Adventures, Romaine Brooks

from Adventures of the Mind, Natalie Barney


Romaine Brooks, for want of tolerable friends, has not had the enemies she deserves.

One of them, believing that he described her unkindly, made this remark which seems to be a most heartening description: "She is a foreigner everywhere."

And, in fact, Romaine Brooks belongs to no time, to no country, to no milieu, to no school, to no tradition; nor is she in revolt against these institutions, but, rather, like Walt Whitman, neither for them nor against them – she does not know what they are. She is the epitome, the "flowery summit" of a civilization in decline, whose character she was able to capture. Almost a subconscious psychologist, she puts on her canvases the best kept secrets of the distinctive personalities she paints. She operates on them, relieves them of existence, through a confession so strong and so delicate that they themselves are won over to it. Her radiant personality, with an apparent naiveté, reassures falsely. Under this good-natured appearance, she makes contact with the beings whom she permits to pass before her, the better to renounce them.

Not just anyone is painted by Romaine Brooks!

She paints as she lives, with the inspiration that has managed to restrain her and which she has expressed in her art.

Today, people talk a great deal about "modernism," about "movement," without sufficiently realizing that an acquired speed cannot be movement – movement, as has been proven, being born from a relativity that one can no longer be unaware of.

Romaine Brooks grasps the movement of each person and fills the space that separates her from it through the most brilliant of communions.

Her two portraits of d'Annunzio, one the bitter rake and the poet, the other the soaring warrior, give a maximum of what two beings can add to each other, the quality of each increasing the value of the other.

It is this quality that Romaine Brooks provides, which prompted one of these society models well known for her good looks to remark:

"You haven't made me look very pretty!"
"I have made you look noble," replied her friend Romaine.

Her eye, developed to the point that it cannot tolerate bright colors, once caused her to eject from her studio another society woman, who had tactlessly arrived dressed in garish green.

It is for this same reason that Romaine Brooks's palette fears the promiscuity of salons. Her discrimination does not tolerate certain environments.

She has within her no unkindness, no malice, but when her hypersensitivity makes others suffer, it is only her way of expressing her own suffering.

She makes up for that in being good, even as she drives people to despair and completely overwhelms a humanity from whom she expects nothing, except the productive peace which to her is worth its absence.

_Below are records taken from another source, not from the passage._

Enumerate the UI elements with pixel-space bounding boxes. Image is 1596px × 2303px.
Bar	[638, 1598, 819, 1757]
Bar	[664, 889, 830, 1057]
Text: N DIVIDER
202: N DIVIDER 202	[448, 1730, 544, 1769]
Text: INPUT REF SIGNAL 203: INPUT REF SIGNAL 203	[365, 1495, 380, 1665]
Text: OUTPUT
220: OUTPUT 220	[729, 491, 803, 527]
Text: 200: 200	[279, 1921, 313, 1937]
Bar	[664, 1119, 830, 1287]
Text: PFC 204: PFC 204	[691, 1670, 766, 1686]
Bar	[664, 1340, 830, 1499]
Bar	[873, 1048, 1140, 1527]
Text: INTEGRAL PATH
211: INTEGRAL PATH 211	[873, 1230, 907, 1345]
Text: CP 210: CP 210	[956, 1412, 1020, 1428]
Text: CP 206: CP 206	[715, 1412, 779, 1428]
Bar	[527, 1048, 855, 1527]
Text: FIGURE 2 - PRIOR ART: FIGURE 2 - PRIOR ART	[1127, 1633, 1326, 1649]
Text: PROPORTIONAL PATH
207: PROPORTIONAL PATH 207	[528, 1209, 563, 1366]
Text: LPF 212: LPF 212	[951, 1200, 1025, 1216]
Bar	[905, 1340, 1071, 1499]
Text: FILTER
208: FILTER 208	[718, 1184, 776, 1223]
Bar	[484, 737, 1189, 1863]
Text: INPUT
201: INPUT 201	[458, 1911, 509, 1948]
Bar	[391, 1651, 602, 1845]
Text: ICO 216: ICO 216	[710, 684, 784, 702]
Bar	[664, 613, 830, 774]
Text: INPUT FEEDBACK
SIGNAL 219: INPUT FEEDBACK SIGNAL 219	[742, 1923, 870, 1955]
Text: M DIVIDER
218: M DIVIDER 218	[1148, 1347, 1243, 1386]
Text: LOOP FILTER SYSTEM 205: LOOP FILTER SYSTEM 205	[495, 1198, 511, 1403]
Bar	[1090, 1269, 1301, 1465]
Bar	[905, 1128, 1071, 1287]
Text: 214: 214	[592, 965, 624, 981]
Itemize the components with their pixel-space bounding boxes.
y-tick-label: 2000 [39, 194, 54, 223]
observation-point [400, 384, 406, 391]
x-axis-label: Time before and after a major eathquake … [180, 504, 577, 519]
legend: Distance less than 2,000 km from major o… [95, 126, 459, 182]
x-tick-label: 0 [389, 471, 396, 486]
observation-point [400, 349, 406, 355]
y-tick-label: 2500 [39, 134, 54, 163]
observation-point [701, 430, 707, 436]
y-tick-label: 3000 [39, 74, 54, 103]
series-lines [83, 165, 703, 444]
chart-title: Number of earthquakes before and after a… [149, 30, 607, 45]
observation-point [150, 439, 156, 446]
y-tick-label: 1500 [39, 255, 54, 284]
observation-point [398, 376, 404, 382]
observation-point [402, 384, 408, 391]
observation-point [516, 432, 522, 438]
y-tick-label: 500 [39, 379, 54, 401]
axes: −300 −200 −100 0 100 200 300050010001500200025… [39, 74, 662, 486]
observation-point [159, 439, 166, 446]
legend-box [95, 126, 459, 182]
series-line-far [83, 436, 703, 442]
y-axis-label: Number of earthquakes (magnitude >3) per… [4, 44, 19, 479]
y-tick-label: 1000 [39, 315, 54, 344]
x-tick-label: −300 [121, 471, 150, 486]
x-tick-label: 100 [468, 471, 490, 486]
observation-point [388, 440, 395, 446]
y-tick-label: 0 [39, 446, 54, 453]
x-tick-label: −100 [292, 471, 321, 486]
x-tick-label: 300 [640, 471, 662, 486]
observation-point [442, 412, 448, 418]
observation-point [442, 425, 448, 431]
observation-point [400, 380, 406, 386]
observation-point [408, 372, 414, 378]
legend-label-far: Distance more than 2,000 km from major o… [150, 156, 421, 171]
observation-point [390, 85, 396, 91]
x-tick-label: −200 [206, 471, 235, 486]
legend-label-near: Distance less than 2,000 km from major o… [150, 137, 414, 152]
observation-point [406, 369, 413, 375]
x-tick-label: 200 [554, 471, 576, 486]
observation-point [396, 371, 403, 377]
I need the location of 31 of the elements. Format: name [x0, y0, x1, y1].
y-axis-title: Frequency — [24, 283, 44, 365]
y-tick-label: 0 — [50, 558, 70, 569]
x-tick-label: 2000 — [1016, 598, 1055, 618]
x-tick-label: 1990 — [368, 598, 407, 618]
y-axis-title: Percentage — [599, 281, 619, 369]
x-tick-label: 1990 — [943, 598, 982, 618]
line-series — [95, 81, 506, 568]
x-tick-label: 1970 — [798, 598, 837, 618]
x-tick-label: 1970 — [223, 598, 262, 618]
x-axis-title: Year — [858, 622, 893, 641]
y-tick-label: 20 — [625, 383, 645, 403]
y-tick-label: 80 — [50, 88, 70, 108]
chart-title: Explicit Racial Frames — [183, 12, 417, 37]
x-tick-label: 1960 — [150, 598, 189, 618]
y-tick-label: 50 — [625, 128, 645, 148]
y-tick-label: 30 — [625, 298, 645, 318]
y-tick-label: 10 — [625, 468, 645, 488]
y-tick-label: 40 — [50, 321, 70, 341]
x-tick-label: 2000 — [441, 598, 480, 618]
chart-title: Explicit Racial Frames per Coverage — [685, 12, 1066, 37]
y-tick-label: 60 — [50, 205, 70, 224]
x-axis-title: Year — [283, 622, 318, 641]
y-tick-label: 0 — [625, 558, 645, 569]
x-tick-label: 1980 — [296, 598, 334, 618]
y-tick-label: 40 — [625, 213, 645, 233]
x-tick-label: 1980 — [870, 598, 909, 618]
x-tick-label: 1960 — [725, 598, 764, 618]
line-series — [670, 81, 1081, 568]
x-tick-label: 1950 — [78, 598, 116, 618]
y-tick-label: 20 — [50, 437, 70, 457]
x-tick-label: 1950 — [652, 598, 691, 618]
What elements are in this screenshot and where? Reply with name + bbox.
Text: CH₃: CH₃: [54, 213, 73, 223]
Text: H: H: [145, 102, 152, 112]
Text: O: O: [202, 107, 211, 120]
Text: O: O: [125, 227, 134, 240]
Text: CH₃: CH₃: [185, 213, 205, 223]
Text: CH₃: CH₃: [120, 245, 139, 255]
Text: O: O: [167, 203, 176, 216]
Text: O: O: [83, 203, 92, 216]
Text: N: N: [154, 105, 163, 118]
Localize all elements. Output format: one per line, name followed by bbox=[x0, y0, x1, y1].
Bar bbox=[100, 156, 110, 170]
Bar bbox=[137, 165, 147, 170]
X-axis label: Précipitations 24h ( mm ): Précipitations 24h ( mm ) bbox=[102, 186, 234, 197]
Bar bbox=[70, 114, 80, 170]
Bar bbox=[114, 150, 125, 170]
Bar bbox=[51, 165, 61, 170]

However, her search "for new elements" on which to hang a routed sensitivity indicates to what degree she might have wished to enjoy them. And isn't her solitude a reproach to their absence rather than a too-voluntary escape into herself? It is because Romaine Brooks is too attentive and genuinely demanding that she so rarely finds anything outside her work to satisfy her interest in mankind.

She is of an integrity, of such a moral purity, that she throws into relief the blemishes of others.

Her self-portraits (one of which is on view at the Jeu de Paume) show a lavish desolation. She takes refuge in books, where the best of us is to be found. And as this taste for others is constantly repressed, thwarted, because it is too ardent, you don't know whether to envy her or pity her for not being able to satisfy it elsewhere. Let her be so dissatisfied at giving more pleasure than she gets!

Endowed with another means of expression, she uses her voice to interpret hymns and "performs the function of angels," precisely because her being has caused the timbre of her singing to evolve heavenward.

She occasionally comes back down here to chastise with her writings those who have seemed to want to let her down, or to judge her, a thing that she cannot endure. And is she not right, since judgment supposes equality? When someone whom with good reason she considers inferior reveals some despicable trait, she abandons her song and her paint brush to seize her pen, and she sends him a last judgment; but a slander merely confronted is only half-punished. May he, then, receive her reply and punishment through the bookstore, because her writings are bound to strike a whole species of individuals rather than waste themselves on only one person.

Celebrated, at the peak of several fashions that she created and inaugurated in her home, she retired to let her imitators catch up with her, there where she no longer is!

She slowly but surely prepared her memoirs of a painter in which the portraits of groups and social classes that she has passed through are set by an inexorable fixative. Moreover, she is illustrating this work and will give those of us who are waiting another book of views without text: these sketches correspond to the expulsion of our interior demons, to imaginary catastrophes, to baseless fears in which one seems to participate in the confused birth of dreams. And for these autobiographical memoirs I prophesy a success equal to that of these unique sketches. When painters meddle in writing... I was the first and the most demanding of her readers:

"Naught blinds us less than admiration, friend."